3D MR thermometry of frozen tissue using UTE signal intensity was feasible within the time frame of a typical cryoablation procedure on a clinical MR system at 3T. Down to temperatures as low as -40°C, accuracy of the MR-estimated temperature maps was within clinically acceptable limits.

Acknowledgements

No acknowledgement found.

References

(1) Morrison et al. JMRI 2008; (2) Wansapura et al. Acad Radiol 2005; (3) Kaye et al. JMRI 2010; (4) Overduin et al. Med Phys 2014.

Figures

Figure 1 – a) Schematic overview of the experimental setup shows the cryoneedle and parallel placement of three fiber optic temperature sensors at 5mm intervals; b) T1-weighted VIBE image shows the setup at the start of one of the experiments, with different sensor positions indicated (*).

Figure 2 – Normalized SI as a function of temperature for the three reference data sets, with colors indicating data corresponding to different sensor positions. For subzero conditions, UTE MR signal decreased mono-exponentially with temperature, with the obtained curve fit overlaid.

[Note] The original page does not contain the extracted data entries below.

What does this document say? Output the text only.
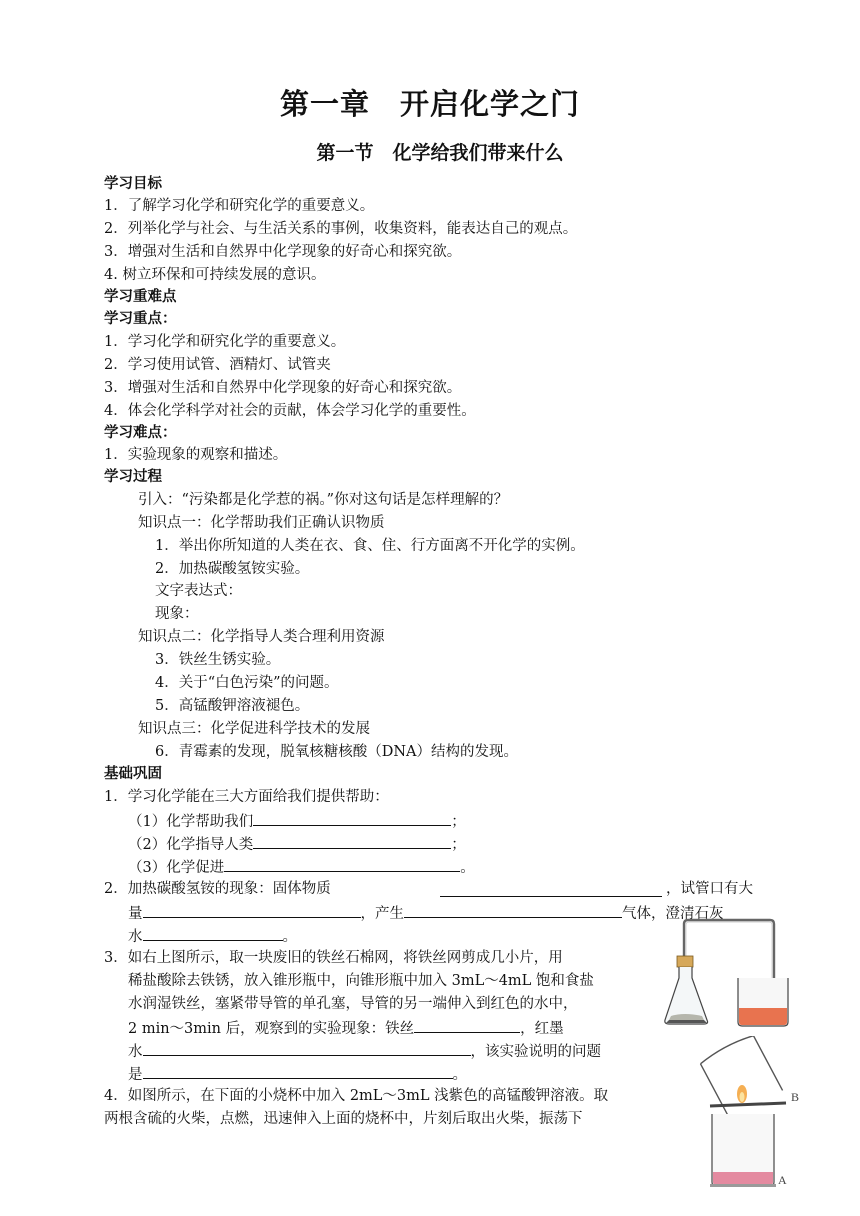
第一章　开启化学之门
第一节　化学给我们带来什么
学习目标
1．了解学习化学和研究化学的重要意义。
2．列举化学与社会、与生活关系的事例，收集资料，能表达自己的观点。
3．增强对生活和自然界中化学现象的好奇心和探究欲。
4. 树立环保和可持续发展的意识。
学习重难点
学习重点：
1．学习化学和研究化学的重要意义。
2．学习使用试管、酒精灯、试管夹
3．增强对生活和自然界中化学现象的好奇心和探究欲。
4．体会化学科学对社会的贡献，体会学习化学的重要性。
学习难点：
1．实验现象的观察和描述。
学习过程
引入：“污染都是化学惹的祸。”你对这句话是怎样理解的？
知识点一：化学帮助我们正确认识物质
1．举出你所知道的人类在衣、食、住、行方面离不开化学的实例。
2．加热碳酸氢铵实验。
文字表达式：
现象：
知识点二：化学指导人类合理利用资源
3．铁丝生锈实验。
4．关于“白色污染”的问题。
5．高锰酸钾溶液褪色。
知识点三：化学促进科学技术的发展
6．青霉素的发现，脱氧核糖核酸（DNA）结构的发现。
基础巩固
1．学习化学能在三大方面给我们提供帮助：
（1）化学帮助我们	；
（2）化学指导人类	；
（3）化学促进	。
2．加热碳酸氢铵的现象：固体物质	，试管口有大
量	，产生	气体，澄清石灰
水	。
3．如右上图所示，取一块废旧的铁丝石棉网，将铁丝网剪成几小片，用
稀盐酸除去铁锈，放入锥形瓶中，向锥形瓶中加入 3mL～4mL 饱和食盐
水润湿铁丝，塞紧带导管的单孔塞，导管的另一端伸入到红色的水中，
2 min～3min 后，观察到的实验现象：铁丝	，红墨
水	，该实验说明的问题
是	。
4．如图所示，在下面的小烧杯中加入 2mL～3mL 浅紫色的高锰酸钾溶液。取
两根含硫的火柴，点燃，迅速伸入上面的烧杯中，片刻后取出火柴，振荡下
B
A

Figure 3 – Axial UTE images (top) at different time points in the validation set and corresponding generated MR-estimated temperature maps (bottom) that were obtained through the curve fit of the reference sets. The temperature overlay is only valid for the frozen zone, as the calibration applies to subzero temperatures.

Figure 4 – a) Scatter plot of MR-estimated temperatures as a function of sensor measured temperatures with correlation coefficient (r) indicated; b) Bland-Altman plot of MR-estimated and sensor recorded temperatures shows mean difference (solid line) and upper and lower limits of agreement (dashed lines) between both measures.